Soon I’m trekking through an alien landscape like something from a cheap science fiction film. The deeper we walk into the canyon and the farther we go from the bus, the more aware I become of my utter helplessness. I can’t build a shelter to escape from the heat in a place without trees. We’ve been warned that scorpions and vipers make their homes among the rocks. What appears to be an oasis is often a mirage. There is no place to turn to for help—and the emptiness goes on and on with no end in sight. All of my self-sufficiency vanishes in this hostile, unforgiving place.
Before leaving my hotel room this morning, I read Psalm 63—“A psalm of David when he was in the Desert of Judah.” David spent years living in desolate places like this while hiding from his enemy King Saul. How did he survive the doubt and discouragement he must have felt, the terrifying helplessness?
The psalm begins, “O God, you are my God, earnestly I seek you; my soul thirsts for you, my body longs for you, in a dry and weary land where there is no water” (v. 1). In other words, David was in a spiritual wilderness as well as a physical one. I imagine him walking a desolate trail like this one, hot and weary and discouraged, knowing that on the other side of the hill, Saul’s army is encamped with their weapons and provisions and water supplies. To David, the day that
the prophet Samuel poured oil on his head and anointed him as Israel’s king must have seemed like a fading dream, as disappointing as a mirage. How easy it is to doubt God’s promises when we’re weary and thirsty and afraid.
David combats his feelings of helplessness by looking back and remembering what he knows about God: “I have seen you in the sanctuary and beheld your power and your glory” (v. 2).
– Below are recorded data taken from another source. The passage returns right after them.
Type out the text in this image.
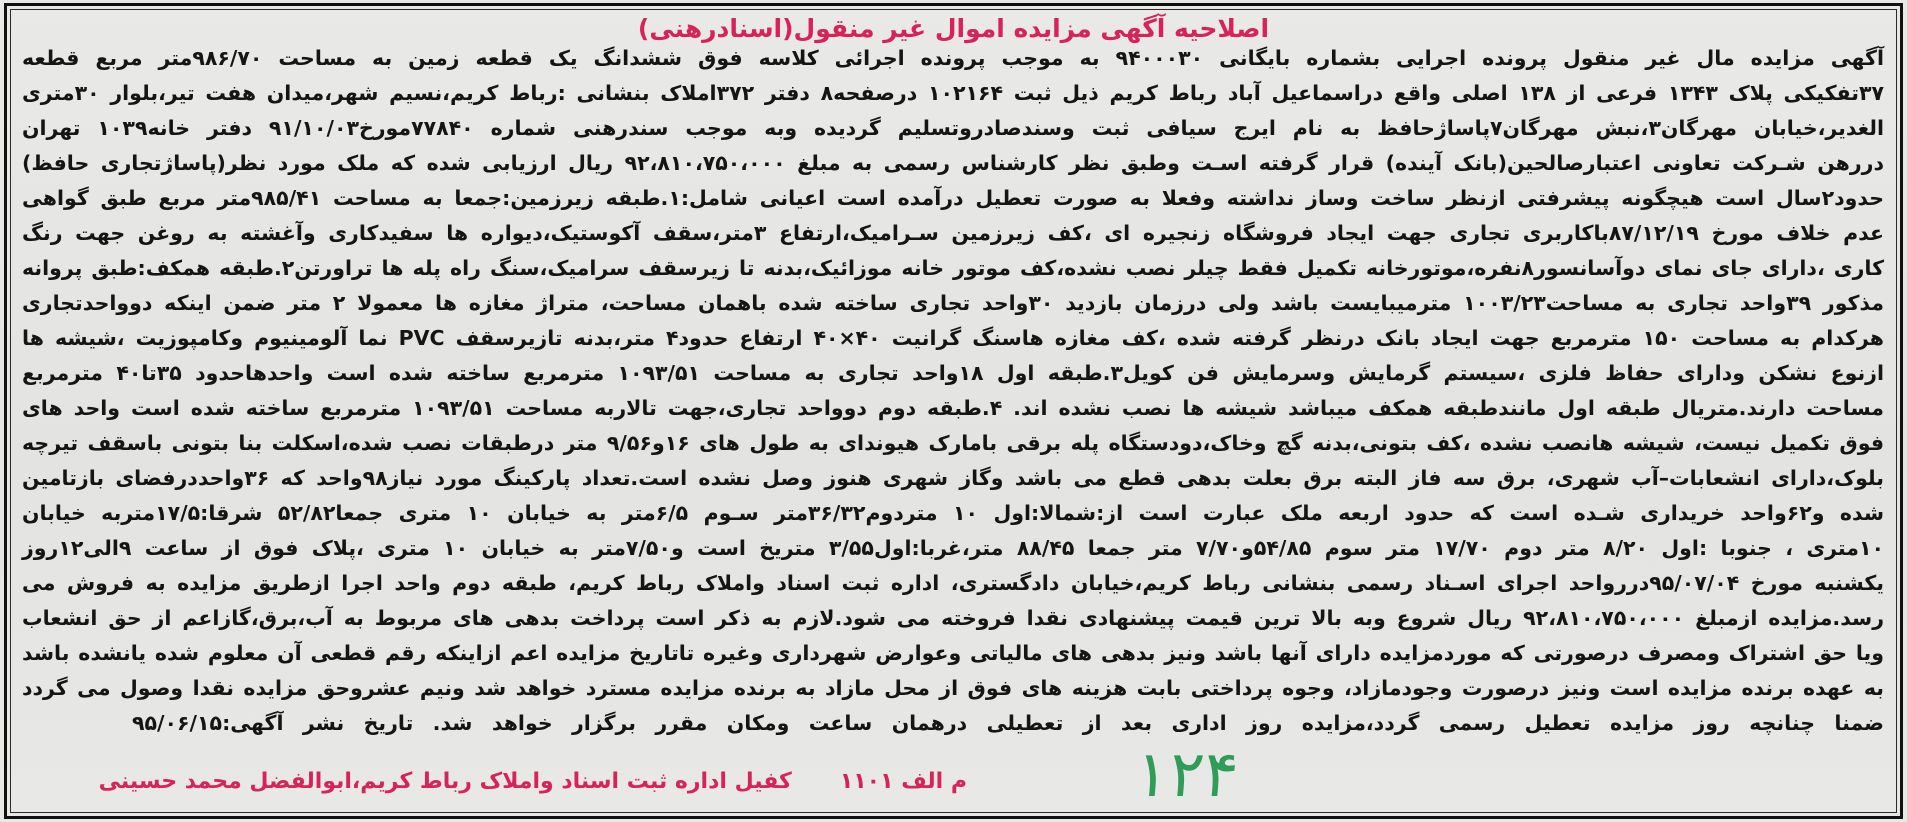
اصلاحیه آگهی مزایده اموال غیر منقول(اسنادرهنی)
آگهی مزایده مال غیر منقول پرونده اجرایی بشماره بایگانی ۹۴۰۰۰۳۰ به موجب پرونده اجرائی کلاسه فوق ششدانگ یک قطعه زمین به مساحت ۹۸۶/۷۰متر مربع قطعه
۳۷تفکیکی پلاک ۱۳۴۳ فرعی از ۱۳۸ اصلی واقع دراسماعیل آباد رباط کریم ذیل ثبت ۱۰۲۱۶۴ درصفحه۸ دفتر ۳۷۲املاک بنشانی :رباط کریم،نسیم شهر،میدان هفت تیر،بلوار ۳۰متری
الغدیر،خیابان مهرگان۳،نبش مهرگان۷پاساژحافظ به نام ایرج سیافی ثبت وسندصادروتسلیم گردیده وبه موجب سندرهنی شماره ۷۷۸۴۰مورخ۹۱/۱۰/۰۳ دفتر خانه۱۰۳۹ تهران
دررهن شـرکت تعاونی اعتبارصالحین(بانک آینده) قرار گرفته اسـت وطبق نظر کارشناس رسمی به مبلغ ۹۲،۸۱۰،۷۵۰،۰۰۰ ریال ارزیابی شده که ملک مورد نظر(پاساژتجاری حافظ)
حدود۲سال است هیچگونه پیشرفتی ازنظر ساخت وساز نداشته وفعلا به صورت تعطیل درآمده است اعیانی شامل:۱.طبقه زیرزمین:جمعا به مساحت ۹۸۵/۴۱متر مربع طبق گواهی
عدم خلاف مورخ ۸۷/۱۲/۱۹باکاربری تجاری جهت ایجاد فروشگاه زنجیره ای ،کف زیرزمین سـرامیک،ارتفاع ۳متر،سقف آکوستیک،دیواره ها سفیدکاری وآغشته به روغن جهت رنگ
کاری ،دارای جای نمای دوآسانسور۸نفره،موتورخانه تکمیل فقط چیلر نصب نشده،کف موتور خانه موزائیک،بدنه تا زیرسقف سرامیک،سنگ راه پله ها تراورتن۲.طبقه همکف:طبق پروانه
مذکور ۳۹واحد تجاری به مساحت۱۰۰۳/۲۳ مترمیبایست باشد ولی درزمان بازدید ۳۰واحد تجاری ساخته شده باهمان مساحت، متراژ مغازه ها معمولا ۲ متر ضمن اینکه دوواحدتجاری
هرکدام به مساحت ۱۵۰ مترمربع جهت ایجاد بانک درنظر گرفته شده ،کف مغازه هاسنگ گرانیت ۴۰×۴۰ ارتفاع حدود۴ متر،بدنه تازیرسقف PVC نما آلومینیوم وکامپوزیت ،شیشه ها
ازنوع نشکن ودارای حفاظ فلزی ،سیستم گرمایش وسرمایش فن کویل۳.طبقه اول ۱۸واحد تجاری به مساحت ۱۰۹۳/۵۱ مترمربع ساخته شده است واحدهاحدود ۳۵تا۴۰ مترمربع
مساحت دارند.متریال طبقه اول مانندطبقه همکف میباشد شیشه ها نصب نشده اند. ۴.طبقه دوم دوواحد تجاری،جهت تالاربه مساحت ۱۰۹۳/۵۱ مترمربع ساخته شده است واحد های
فوق تکمیل نیست، شیشه هانصب نشده ،کف بتونی،بدنه گچ وخاک،دودستگاه پله برقی بامارک هیوندای به طول های ۱۶و۹/۵۶ متر درطبقات نصب شده،اسکلت بنا بتونی باسقف تیرچه
بلوک،دارای انشعابات–آب شهری، برق سه فاز البته برق بعلت بدهی قطع می باشد وگاز شهری هنوز وصل نشده است.تعداد پارکینگ مورد نیاز۹۸واحد که ۳۶واحددرفضای بازتامین
شده و۶۲واحد خریداری شـده است که حدود اربعه ملک عبارت است از:شمالا:اول ۱۰ متردوم۳۶/۳۲متر سـوم ۶/۵متر به خیابان ۱۰ متری جمعا۵۲/۸۲ شرقا:۱۷/۵متربه خیابان
۱۰متری ، جنوبا :اول ۸/۲۰ متر دوم ۱۷/۷۰ متر سوم ۵۴/۸۵و۷/۷۰ متر جمعا ۸۸/۴۵ متر،غربا:اول۳/۵۵ متریخ است و۷/۵۰متر به خیابان ۱۰ متری ،پلاک فوق از ساعت ۹الی۱۲روز
یکشنبه مورخ ۹۵/۰۷/۰۴دررواحد اجرای اسـناد رسمی بنشانی رباط کریم،خیابان دادگستری، اداره ثبت اسناد واملاک رباط کریم، طبقه دوم واحد اجرا ازطریق مزایده به فروش می
رسد.مزایده ازمبلغ ۹۲،۸۱۰،۷۵۰،۰۰۰ ریال شروع وبه بالا ترین قیمت پیشنهادی نقدا فروخته می شود.لازم به ذکر است پرداخت بدهی های مربوط به آب،برق،گازاعم از حق انشعاب
ویا حق اشتراک ومصرف درصورتی که موردمزایده دارای آنها باشد ونیز بدهی های مالیاتی وعوارض شهرداری وغیره تاتاریخ مزایده اعم ازاینکه رقم قطعی آن معلوم شده یانشده باشد
به عهده برنده مزایده است ونیز درصورت وجودمازاد، وجوه پرداختی بابت هزینه های فوق از محل مازاد به برنده مزایده مسترد خواهد شد ونیم عشروحق مزایده نقدا وصول می گردد
ضمنا چنانچه روز مزایده تعطیل رسمی گردد،مزایده روز اداری بعد از تعطیلی درهمان ساعت ومکان مقرر برگزار خواهد شد. تاریخ نشر آگهی:۹۵/۰۶/۱۵
م الف ۱۱۰۱
کفیل اداره ثبت اسناد واملاک رباط کریم،ابوالفضل محمد حسینی	۱۲۴
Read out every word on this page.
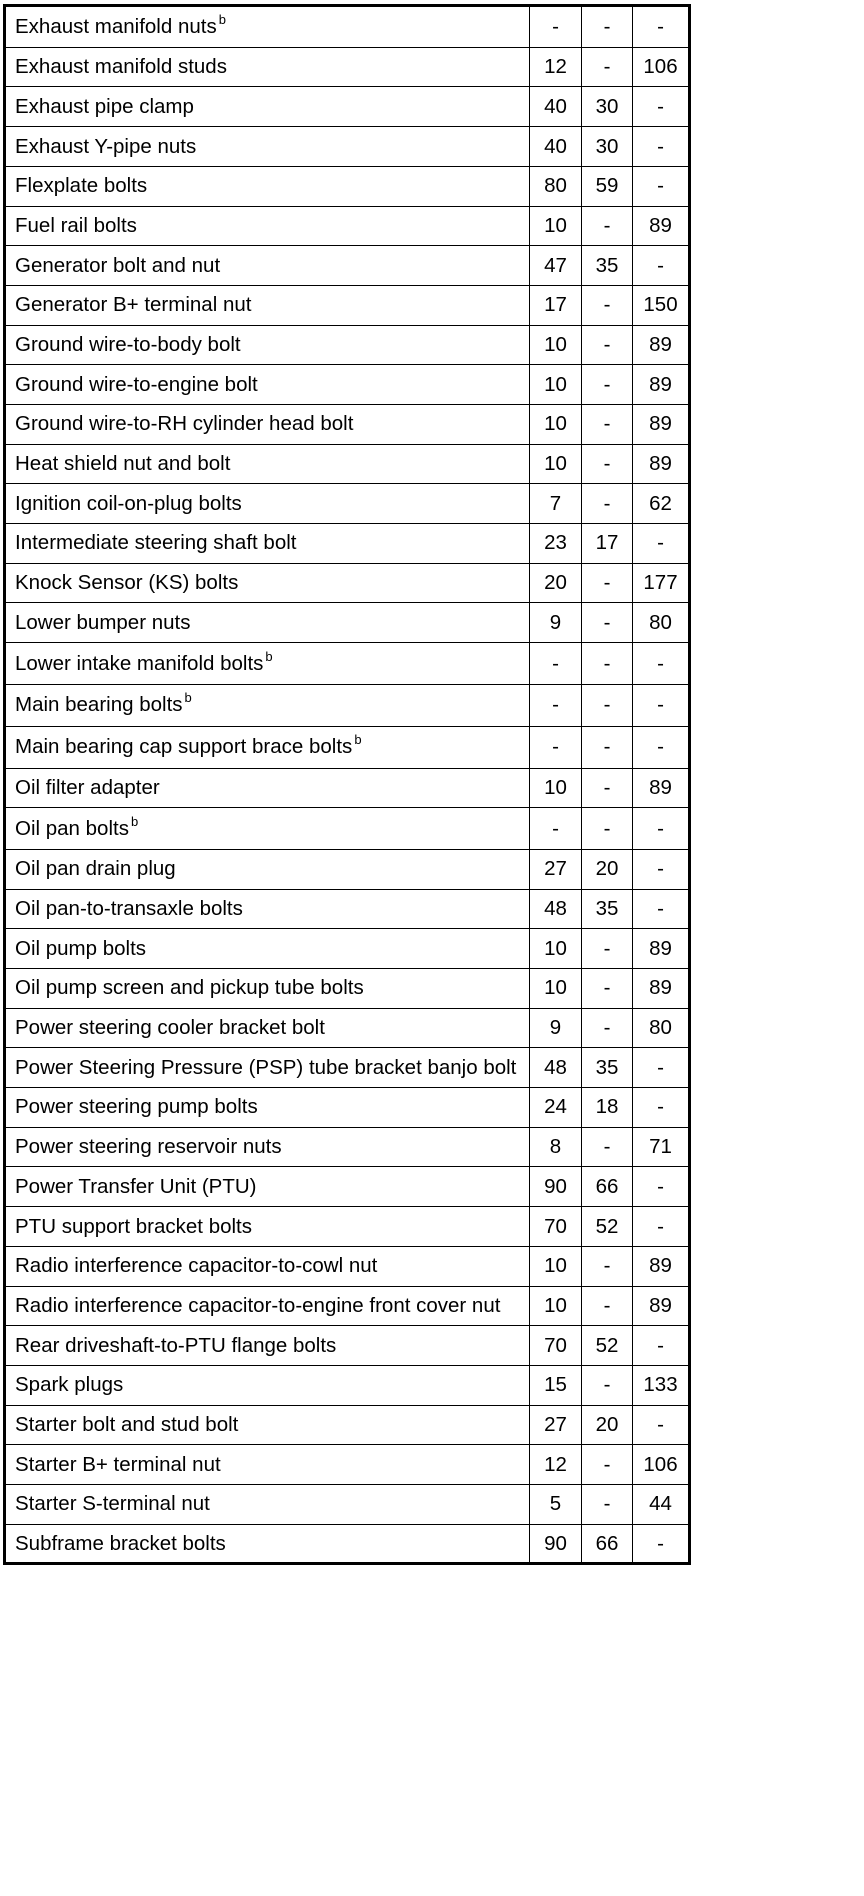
Exhaust manifold nuts $^b$	-	-	-
Exhaust manifold studs	12	-	106
Exhaust pipe clamp	40	30	-
Exhaust Y-pipe nuts	40	30	-
Flexplate bolts	80	59	-
Fuel rail bolts	10	-	89
Generator bolt and nut	47	35	-
Generator B+ terminal nut	17	-	150
Ground wire-to-body bolt	10	-	89
Ground wire-to-engine bolt	10	-	89
Ground wire-to-RH cylinder head bolt	10	-	89
Heat shield nut and bolt	10	-	89
Ignition coil-on-plug bolts	7	-	62
Intermediate steering shaft bolt	23	17	-
Knock Sensor (KS) bolts	20	-	177
Lower bumper nuts	9	-	80
Lower intake manifold bolts $^b$	-	-	-
Main bearing bolts $^b$	-	-	-
Main bearing cap support brace bolts $^b$	-	-	-
Oil filter adapter	10	-	89
Oil pan bolts $^b$	-	-	-
Oil pan drain plug	27	20	-
Oil pan-to-transaxle bolts	48	35	-
Oil pump bolts	10	-	89
Oil pump screen and pickup tube bolts	10	-	89
Power steering cooler bracket bolt	9	-	80
Power Steering Pressure (PSP) tube bracket banjo bolt	48	35	-
Power steering pump bolts	24	18	-
Power steering reservoir nuts	8	-	71
Power Transfer Unit (PTU)	90	66	-
PTU support bracket bolts	70	52	-
Radio interference capacitor-to-cowl nut	10	-	89
Radio interference capacitor-to-engine front cover nut	10	-	89
Rear driveshaft-to-PTU flange bolts	70	52	-
Spark plugs	15	-	133
Starter bolt and stud bolt	27	20	-
Starter B+ terminal nut	12	-	106
Starter S-terminal nut	5	-	44
Subframe bracket bolts	90	66	-
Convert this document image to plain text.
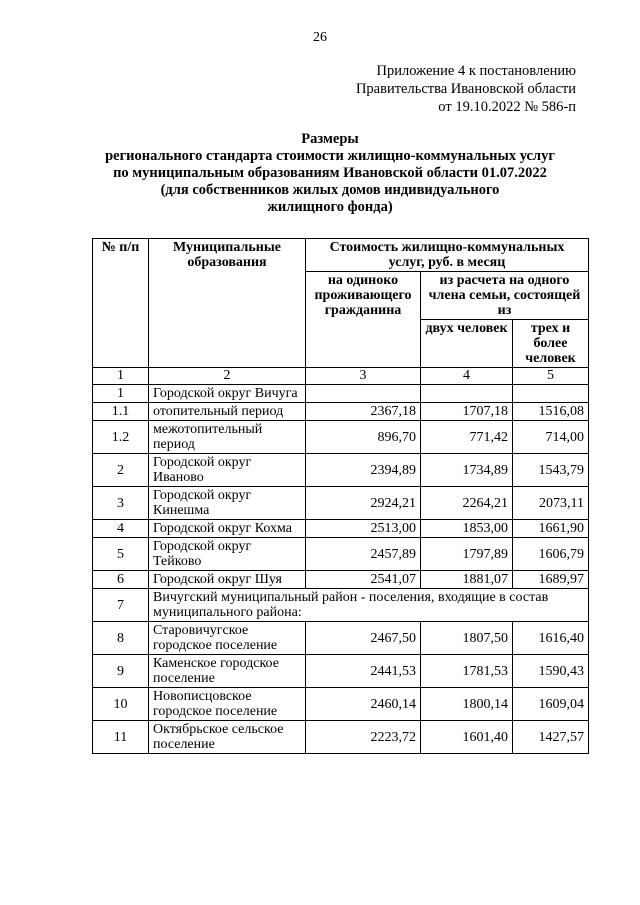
26
Приложение 4 к постановлению
Правительства Ивановской области
от 19.10.2022 № 586-п
Размеры
регионального стандарта стоимости жилищно-коммунальных услуг
по муниципальным образованиям Ивановской области 01.07.2022
(для собственников жилых домов индивидуального
жилищного фонда)
№ п/п	Муниципальные образования	Стоимость жилищно-коммунальных услуг, руб. в месяц		
		на одиноко проживающего гражданина	из расчета на одного члена семьи, состоящей из	
			двух человек	трех и более человек
1	2	3	4	5
1	Городской округ Вичуга			
1.1	отопительный период	2367,18	1707,18	1516,08
1.2	межотопительный период	896,70	771,42	714,00
2	Городской округ Иваново	2394,89	1734,89	1543,79
3	Городской округ Кинешма	2924,21	2264,21	2073,11
4	Городской округ Кохма	2513,00	1853,00	1661,90
5	Городской округ Тейково	2457,89	1797,89	1606,79
6	Городской округ Шуя	2541,07	1881,07	1689,97
7	Вичугский муниципальный район - поселения, входящие в состав муниципального района:			
8	Старовичугское городское поселение	2467,50	1807,50	1616,40
9	Каменское городское поселение	2441,53	1781,53	1590,43
10	Новописцовское городское поселение	2460,14	1800,14	1609,04
11	Октябрьское сельское поселение	2223,72	1601,40	1427,57
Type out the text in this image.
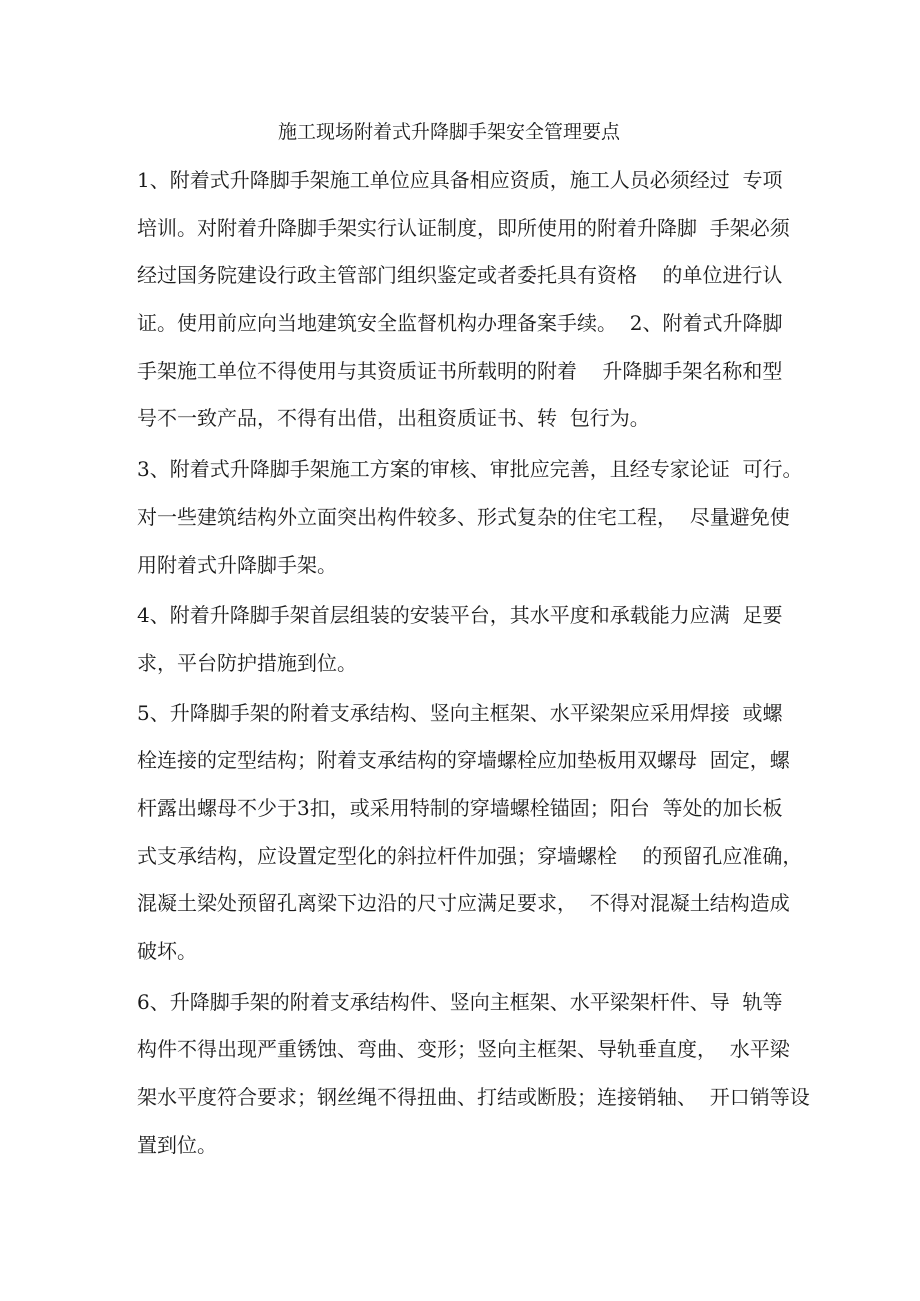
施工现场附着式升降脚手架安全管理要点
1、附着式升降脚手架施工单位应具备相应资质，施工人员必须经过  专项
培训。对附着升降脚手架实行认证制度，即所使用的附着升降脚  手架必须
经过国务院建设行政主管部门组织鉴定或者委托具有资格    的单位进行认
证。使用前应向当地建筑安全监督机构办理备案手续。  2、附着式升降脚
手架施工单位不得使用与其资质证书所载明的附着    升降脚手架名称和型
号不一致产品，不得有出借，出租资质证书、转  包行为。
3、附着式升降脚手架施工方案的审核、审批应完善，且经专家论证  可行。
对一些建筑结构外立面突出构件较多、形式复杂的住宅工程，  尽量避免使
用附着式升降脚手架。
4、附着升降脚手架首层组装的安装平台，其水平度和承载能力应满  足要
求，平台防护措施到位。
5、升降脚手架的附着支承结构、竖向主框架、水平梁架应采用焊接  或螺
栓连接的定型结构；附着支承结构的穿墙螺栓应加垫板用双螺母  固定，螺
杆露出螺母不少于3扣，或采用特制的穿墙螺栓锚固；阳台  等处的加长板
式支承结构，应设置定型化的斜拉杆件加强；穿墙螺栓    的预留孔应准确，
混凝土梁处预留孔离梁下边沿的尺寸应满足要求，  不得对混凝土结构造成
破坏。
6、升降脚手架的附着支承结构件、竖向主框架、水平梁架杆件、导  轨等
构件不得出现严重锈蚀、弯曲、变形；竖向主框架、导轨垂直度，  水平梁
架水平度符合要求；钢丝绳不得扭曲、打结或断股；连接销轴、  开口销等设
置到位。
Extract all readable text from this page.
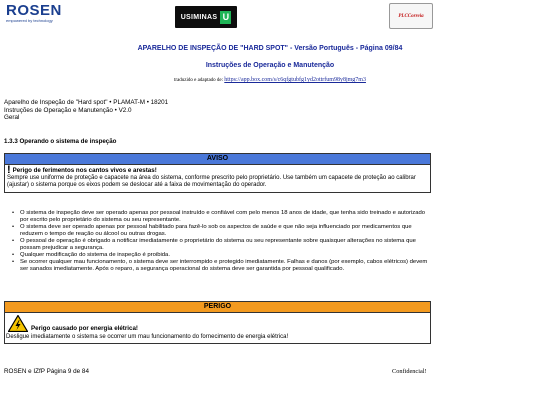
ROSEN
empowered by technology	USIMINAS U	PLCCorreia
APARELHO DE INSPEÇÃO DE "HARD SPOT" - Versão Português - Página 09/84
Instruções de Operação e Manutenção
traduzido e adaptado de: https://app.box.com/s/c6qfgtubfg1yd2ottrfum98y8jmg7m3
Aparelho de Inspeção de "Hard spot" • PLAMAT-M • 18201
Instruções de Operação e Manutenção • V2.0
Geral
1.3.3 Operando o sistema de inspeção
AVISO
! Perigo de ferimentos nos cantos vivos e arestas!
Sempre use uniforme de proteção e capacete na área do sistema, conforme prescrito pelo proprietário. Use também um capacete de proteção ao calibrar (ajustar) o sistema porque os eixos podem se deslocar até a faixa de movimentação do operador.
• O sistema de inspeção deve ser operado apenas por pessoal instruído e confiável com pelo menos 18 anos de idade, que tenha sido treinado e autorizado por escrito pelo proprietário do sistema ou seu representante.
• O sistema deve ser operado apenas por pessoal habilitado para fazê-lo sob os aspectos de saúde e que não seja influenciado por medicamentos que reduzem o tempo de reação ou álcool ou outras drogas.
• O pessoal de operação é obrigado a notificar imediatamente o proprietário do sistema ou seu representante sobre quaisquer alterações no sistema que possam prejudicar a segurança.
• Qualquer modificação do sistema de inspeção é proibida.
• Se ocorrer qualquer mau funcionamento, o sistema deve ser interrompido e protegido imediatamente. Falhas e danos (por exemplo, cabos elétricos) devem ser sanados imediatamente. Após o reparo, a segurança operacional do sistema deve ser garantida por pessoal qualificado.
PERIGO
Perigo causado por energia elétrica!
Desligue imediatamente o sistema se ocorrer um mau funcionamento do fornecimento de energia elétrica!
ROSEN e IZfP Página 9 de 84	Confidencial!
He recalls God’s great love for him, and even if David’s current circumstances seem as hopeless as this wasteland all around him, he doesn’t trust what he sees. It’s a mirage. God’s promises are the reality, and so David confidently says, “They who seek my life will be destroyed” (v. 9).
We know the end of the story—Saul and his armies were destroyed and David became king—so it’s easy to forget that when David wrote those words, he didn’t know if he would survive the desert, let alone become king of Israel. But he chose to trust God, and I can do the same. Instead of focusing on my current circumstances, I can look back and remember what I know about God, about how far He has brought me in this journey. I can recall His goodness and faithfulness to me in the past, the storms and dry places He has carried me through. I can look up into the endless desert sky and trust His love for me, “For as high as the heavens are above the earth, so great is his love for those who fear him” (Psalm 103:11). David trusted that his time in the desert would end one day, and so would his spiritual drought: “My soul will be satisfied as with the richest of foods,” he wrote. “I sing in the shadow of your wings” (Psalm 63:5, 7).